The building was beautiful, the presentation was first class and there was a sense of rebirth in the air Thursday as the New York Islanders opened their 2013-14 training camp at the Barclay’s Center in Brooklyn. And yet, as a lifelong Long Islander, I couldn’t help but feel very mixed emotions as I inspected the club’s future home rink.
Sure the concourses were spacious, the amenities plentiful and with a few curious exceptions, the sight lines were superb. Heck, parts of the building still smelled like wet paint. The Barclay’s Center is a palace compared to the old Nassau Coliseum, a building that was almost outdated when it was built and then poorly maintained and even neglected by Nassau County and SMG over the years.
Charles Wang was excited to see his team’s new home and I couldn’t blame him. The artist’s renditions of what the Isles new locker room would look like were impressive and the press room and concession stands at Barclay’s put the old barn in Uniondale to shame.

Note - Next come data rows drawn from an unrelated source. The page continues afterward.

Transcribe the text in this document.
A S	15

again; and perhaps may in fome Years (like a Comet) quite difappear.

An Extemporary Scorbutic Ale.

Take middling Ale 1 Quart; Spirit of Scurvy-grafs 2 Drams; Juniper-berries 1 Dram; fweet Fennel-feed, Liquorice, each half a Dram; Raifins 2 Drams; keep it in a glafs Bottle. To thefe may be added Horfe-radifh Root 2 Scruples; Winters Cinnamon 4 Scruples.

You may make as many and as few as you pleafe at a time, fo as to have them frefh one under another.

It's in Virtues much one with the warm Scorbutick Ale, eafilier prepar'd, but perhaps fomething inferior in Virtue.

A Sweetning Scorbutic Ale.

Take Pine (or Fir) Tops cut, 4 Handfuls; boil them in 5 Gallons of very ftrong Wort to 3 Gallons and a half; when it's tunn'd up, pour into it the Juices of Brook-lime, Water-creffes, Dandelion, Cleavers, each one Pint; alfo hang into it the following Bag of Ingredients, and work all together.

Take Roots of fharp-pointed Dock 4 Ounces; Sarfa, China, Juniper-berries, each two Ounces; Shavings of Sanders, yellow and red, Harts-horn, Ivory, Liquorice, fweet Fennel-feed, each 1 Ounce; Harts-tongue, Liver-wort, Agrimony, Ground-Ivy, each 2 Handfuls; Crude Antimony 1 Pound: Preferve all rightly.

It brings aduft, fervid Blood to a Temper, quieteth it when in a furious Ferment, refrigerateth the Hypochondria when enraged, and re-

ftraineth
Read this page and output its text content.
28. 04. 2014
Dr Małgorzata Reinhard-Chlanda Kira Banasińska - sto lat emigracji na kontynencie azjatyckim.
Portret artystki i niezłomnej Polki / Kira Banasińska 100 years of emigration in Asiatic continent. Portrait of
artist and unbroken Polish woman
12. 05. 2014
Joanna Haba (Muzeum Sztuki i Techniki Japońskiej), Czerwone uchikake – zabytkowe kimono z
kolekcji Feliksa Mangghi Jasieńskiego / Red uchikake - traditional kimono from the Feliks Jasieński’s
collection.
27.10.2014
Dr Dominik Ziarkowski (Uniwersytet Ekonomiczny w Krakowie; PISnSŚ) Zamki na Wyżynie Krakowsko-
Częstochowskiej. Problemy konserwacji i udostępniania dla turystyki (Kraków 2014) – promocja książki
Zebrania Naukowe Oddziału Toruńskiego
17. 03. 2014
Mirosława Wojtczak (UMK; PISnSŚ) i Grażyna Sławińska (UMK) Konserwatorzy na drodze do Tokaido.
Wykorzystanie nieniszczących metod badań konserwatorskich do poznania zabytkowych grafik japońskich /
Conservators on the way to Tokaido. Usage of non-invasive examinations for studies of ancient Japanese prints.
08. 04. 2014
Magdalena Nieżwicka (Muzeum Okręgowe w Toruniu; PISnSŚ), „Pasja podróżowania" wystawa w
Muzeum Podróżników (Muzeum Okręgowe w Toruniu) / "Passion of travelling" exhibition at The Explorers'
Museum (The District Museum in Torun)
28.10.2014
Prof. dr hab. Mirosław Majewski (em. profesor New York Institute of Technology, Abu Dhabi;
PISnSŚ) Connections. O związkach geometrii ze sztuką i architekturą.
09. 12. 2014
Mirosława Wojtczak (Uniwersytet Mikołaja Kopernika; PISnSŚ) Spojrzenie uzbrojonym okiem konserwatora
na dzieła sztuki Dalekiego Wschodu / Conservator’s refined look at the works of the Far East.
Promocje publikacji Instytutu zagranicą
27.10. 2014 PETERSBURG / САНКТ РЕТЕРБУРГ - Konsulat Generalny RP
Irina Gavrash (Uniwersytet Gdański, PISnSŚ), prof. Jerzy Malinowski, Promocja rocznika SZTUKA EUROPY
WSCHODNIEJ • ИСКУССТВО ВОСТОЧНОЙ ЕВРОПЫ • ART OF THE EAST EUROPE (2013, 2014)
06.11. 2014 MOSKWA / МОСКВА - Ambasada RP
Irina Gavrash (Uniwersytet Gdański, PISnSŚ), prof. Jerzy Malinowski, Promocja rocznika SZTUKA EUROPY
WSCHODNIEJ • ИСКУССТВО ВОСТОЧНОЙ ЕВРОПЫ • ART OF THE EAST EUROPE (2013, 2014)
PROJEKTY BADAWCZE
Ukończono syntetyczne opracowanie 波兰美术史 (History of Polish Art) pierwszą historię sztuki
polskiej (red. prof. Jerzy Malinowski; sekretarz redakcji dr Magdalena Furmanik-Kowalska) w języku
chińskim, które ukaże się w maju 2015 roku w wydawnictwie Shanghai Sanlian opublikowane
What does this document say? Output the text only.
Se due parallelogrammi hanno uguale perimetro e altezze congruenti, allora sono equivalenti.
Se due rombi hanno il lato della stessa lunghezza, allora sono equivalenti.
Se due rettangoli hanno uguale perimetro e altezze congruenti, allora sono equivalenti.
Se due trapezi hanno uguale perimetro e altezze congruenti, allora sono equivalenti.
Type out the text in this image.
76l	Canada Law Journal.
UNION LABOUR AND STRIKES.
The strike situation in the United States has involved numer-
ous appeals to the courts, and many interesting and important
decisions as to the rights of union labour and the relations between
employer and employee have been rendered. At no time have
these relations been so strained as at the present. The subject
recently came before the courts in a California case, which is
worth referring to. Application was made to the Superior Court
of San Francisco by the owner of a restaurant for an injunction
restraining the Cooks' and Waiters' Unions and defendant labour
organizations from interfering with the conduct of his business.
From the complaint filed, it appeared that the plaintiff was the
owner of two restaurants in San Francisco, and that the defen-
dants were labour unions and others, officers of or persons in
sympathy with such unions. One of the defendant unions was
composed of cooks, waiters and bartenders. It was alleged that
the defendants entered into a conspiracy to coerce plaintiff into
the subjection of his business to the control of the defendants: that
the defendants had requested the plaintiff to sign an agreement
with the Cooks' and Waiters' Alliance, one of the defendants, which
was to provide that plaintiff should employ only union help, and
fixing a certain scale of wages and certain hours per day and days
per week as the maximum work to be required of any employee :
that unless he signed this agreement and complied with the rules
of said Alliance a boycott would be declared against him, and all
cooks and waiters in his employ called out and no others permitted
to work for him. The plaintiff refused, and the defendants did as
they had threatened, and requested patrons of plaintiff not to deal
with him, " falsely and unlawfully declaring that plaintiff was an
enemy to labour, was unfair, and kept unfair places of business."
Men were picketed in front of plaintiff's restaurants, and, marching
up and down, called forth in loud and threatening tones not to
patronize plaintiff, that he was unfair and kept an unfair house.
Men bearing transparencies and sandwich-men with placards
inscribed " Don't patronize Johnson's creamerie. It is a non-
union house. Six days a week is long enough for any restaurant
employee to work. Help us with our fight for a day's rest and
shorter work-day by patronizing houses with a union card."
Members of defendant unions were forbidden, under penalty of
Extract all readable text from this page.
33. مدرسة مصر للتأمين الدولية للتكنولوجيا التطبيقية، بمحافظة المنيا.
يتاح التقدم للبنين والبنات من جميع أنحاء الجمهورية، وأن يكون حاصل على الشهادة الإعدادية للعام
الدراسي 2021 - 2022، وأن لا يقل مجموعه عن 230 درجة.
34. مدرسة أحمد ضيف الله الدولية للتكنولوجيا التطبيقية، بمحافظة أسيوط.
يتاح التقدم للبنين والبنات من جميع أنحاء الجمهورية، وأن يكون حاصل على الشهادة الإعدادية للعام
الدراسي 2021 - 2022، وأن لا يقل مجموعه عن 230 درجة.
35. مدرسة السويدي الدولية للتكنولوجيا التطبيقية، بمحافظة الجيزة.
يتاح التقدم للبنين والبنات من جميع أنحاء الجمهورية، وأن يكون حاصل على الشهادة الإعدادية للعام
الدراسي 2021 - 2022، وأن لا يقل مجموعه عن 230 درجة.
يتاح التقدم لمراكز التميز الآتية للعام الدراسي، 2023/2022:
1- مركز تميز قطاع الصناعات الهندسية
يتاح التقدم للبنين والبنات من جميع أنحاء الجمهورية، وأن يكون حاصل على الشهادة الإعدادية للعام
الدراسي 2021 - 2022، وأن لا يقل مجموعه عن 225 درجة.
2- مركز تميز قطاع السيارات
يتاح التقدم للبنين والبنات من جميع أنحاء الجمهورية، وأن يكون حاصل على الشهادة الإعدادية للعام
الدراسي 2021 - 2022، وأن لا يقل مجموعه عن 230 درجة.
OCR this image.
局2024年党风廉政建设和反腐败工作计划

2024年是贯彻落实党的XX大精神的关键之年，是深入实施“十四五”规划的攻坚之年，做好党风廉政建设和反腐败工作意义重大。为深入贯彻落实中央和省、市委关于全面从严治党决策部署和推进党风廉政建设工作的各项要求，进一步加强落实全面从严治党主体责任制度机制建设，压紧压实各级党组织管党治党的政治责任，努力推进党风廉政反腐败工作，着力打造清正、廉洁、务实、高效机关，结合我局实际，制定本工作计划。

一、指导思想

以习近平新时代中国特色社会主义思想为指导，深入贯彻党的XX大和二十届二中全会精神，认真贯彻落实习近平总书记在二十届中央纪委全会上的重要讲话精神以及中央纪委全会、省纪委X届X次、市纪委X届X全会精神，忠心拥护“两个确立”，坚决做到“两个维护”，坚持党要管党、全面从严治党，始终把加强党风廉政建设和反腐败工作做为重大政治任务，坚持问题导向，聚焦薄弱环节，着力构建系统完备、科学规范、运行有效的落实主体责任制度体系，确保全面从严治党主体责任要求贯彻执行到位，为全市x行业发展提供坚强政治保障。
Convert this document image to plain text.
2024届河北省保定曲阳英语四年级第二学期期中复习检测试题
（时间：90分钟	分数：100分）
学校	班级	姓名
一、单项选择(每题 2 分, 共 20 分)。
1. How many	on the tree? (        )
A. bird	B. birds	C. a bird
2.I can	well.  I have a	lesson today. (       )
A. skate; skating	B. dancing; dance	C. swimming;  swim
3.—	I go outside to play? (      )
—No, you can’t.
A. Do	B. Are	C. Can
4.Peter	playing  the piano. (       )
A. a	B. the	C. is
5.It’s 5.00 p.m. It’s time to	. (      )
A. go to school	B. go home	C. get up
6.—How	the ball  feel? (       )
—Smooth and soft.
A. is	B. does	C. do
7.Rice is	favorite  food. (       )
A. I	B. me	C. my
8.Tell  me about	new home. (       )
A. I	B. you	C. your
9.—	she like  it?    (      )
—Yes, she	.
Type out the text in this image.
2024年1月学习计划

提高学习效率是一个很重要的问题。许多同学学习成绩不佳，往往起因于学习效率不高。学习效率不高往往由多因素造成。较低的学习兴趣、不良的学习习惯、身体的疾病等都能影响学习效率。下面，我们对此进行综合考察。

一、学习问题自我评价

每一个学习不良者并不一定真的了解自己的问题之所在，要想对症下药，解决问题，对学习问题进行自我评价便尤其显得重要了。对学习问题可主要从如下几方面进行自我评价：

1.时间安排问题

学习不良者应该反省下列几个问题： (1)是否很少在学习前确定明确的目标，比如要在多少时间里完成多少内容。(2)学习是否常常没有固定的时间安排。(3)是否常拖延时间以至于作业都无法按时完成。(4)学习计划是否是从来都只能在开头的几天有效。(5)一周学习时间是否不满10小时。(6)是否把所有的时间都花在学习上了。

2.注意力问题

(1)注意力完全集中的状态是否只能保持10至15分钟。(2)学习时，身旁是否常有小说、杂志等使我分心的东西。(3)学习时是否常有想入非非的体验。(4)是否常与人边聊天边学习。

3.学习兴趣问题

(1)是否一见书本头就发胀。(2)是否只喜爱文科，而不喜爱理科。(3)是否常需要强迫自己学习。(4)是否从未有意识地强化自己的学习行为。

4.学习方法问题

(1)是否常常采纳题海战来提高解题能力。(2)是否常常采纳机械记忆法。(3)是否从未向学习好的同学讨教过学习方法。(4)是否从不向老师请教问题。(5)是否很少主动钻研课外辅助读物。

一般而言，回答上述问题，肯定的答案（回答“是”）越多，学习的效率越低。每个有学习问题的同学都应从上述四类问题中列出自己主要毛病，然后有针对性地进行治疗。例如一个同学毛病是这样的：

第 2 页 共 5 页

The Islanders couldn’t stay at the Nassau Coliseum in its present condition. Everybody knew that. And the move to Brooklyn gives them a state-of-the-art facility that is second to none.
So why is the feeling bittersweet? As I explained to my friend from the press box, Dee Karl, this beautiful new home feels strange because it’s like finally getting your dream house but not in the neighborhood you wanted it in. This spanking new arena is gorgeous, and it’s good for the franchise in the long run, but it’s not good for Long Island, the place I’ve lived nearly all of my life.
Since the Nets moved to New Jersey in the mid-70s, the Islanders were Long Island’s only major league professional sports team. Along with Billy Joel, the Isles helped give Long Island a cultural identity. When the Isles won Stanley Cups, they gave all Long Islanders something to feel proud about. When they beat the big bad Rangers from New York City, they gave the suburbanites on Long Island a feeling that there was something they had that city people didn’t have: a championship hockey team.
Even the team name was ISLANDERS—people who lived on Long Island. The Rangers were richer, had more tradition and got more media attention with their designer jeans commercials and appearances at Studio 54. The Islanders didn’t have those things They just won. Like the residents of Long Island, they went about their jobs, were successful at them and then returned home to their families without ever appearing on Page 6 of the New York Post.
I know it could have been worse. I know the Islanders could have moved to Quebec City, or Kansas City or any other media market. They’ll still be a local team and the games are still accessible even if it will now take me about two hours each way to get to the games from Western Suffolk County (door to door) rather than 20 minutes.
Today, walking into the Barclay’s Center, that beautiful new building in Brooklyn, I realized that Uniondale and Nassau County are now part of the Islanders’ proud past, but not such a big part of their future. An era of big-time sports on Long Island is coming to an end. I don’t expect it will be coming back any time soon.
When the Dodgers left Brooklyn in 1958, the borough hit hard times. Brooklyn became the place where things “used to be,” the place where my parents and grandparents grew up and used to live, but there weren’t too many reasons to go back there anymore. It took Brooklyn more than 50 years to get a major league sports franchise back within their borders. I hope it doesn’t take Long Island that long.
The move is good for the Islanders franchise, and it’s the right thing right now. But it didn’t have to be that way. If not for the bungling of county and town politicians, this gorgeous new arena or something similar could have been built at or near the current Coliseum site and the Islanders could have continued to be Long Island’s team. Seeing the team logo at center ice and the Stanley Cup banners hanging in the rafters in Brooklyn made it real to me that this just wasn’t going to happen. The Isles were really leaving Nassau County.
And for Long Island sports fans, the new Nassau Coliseum so enthusiastically approved by the County last month is just too little, too late.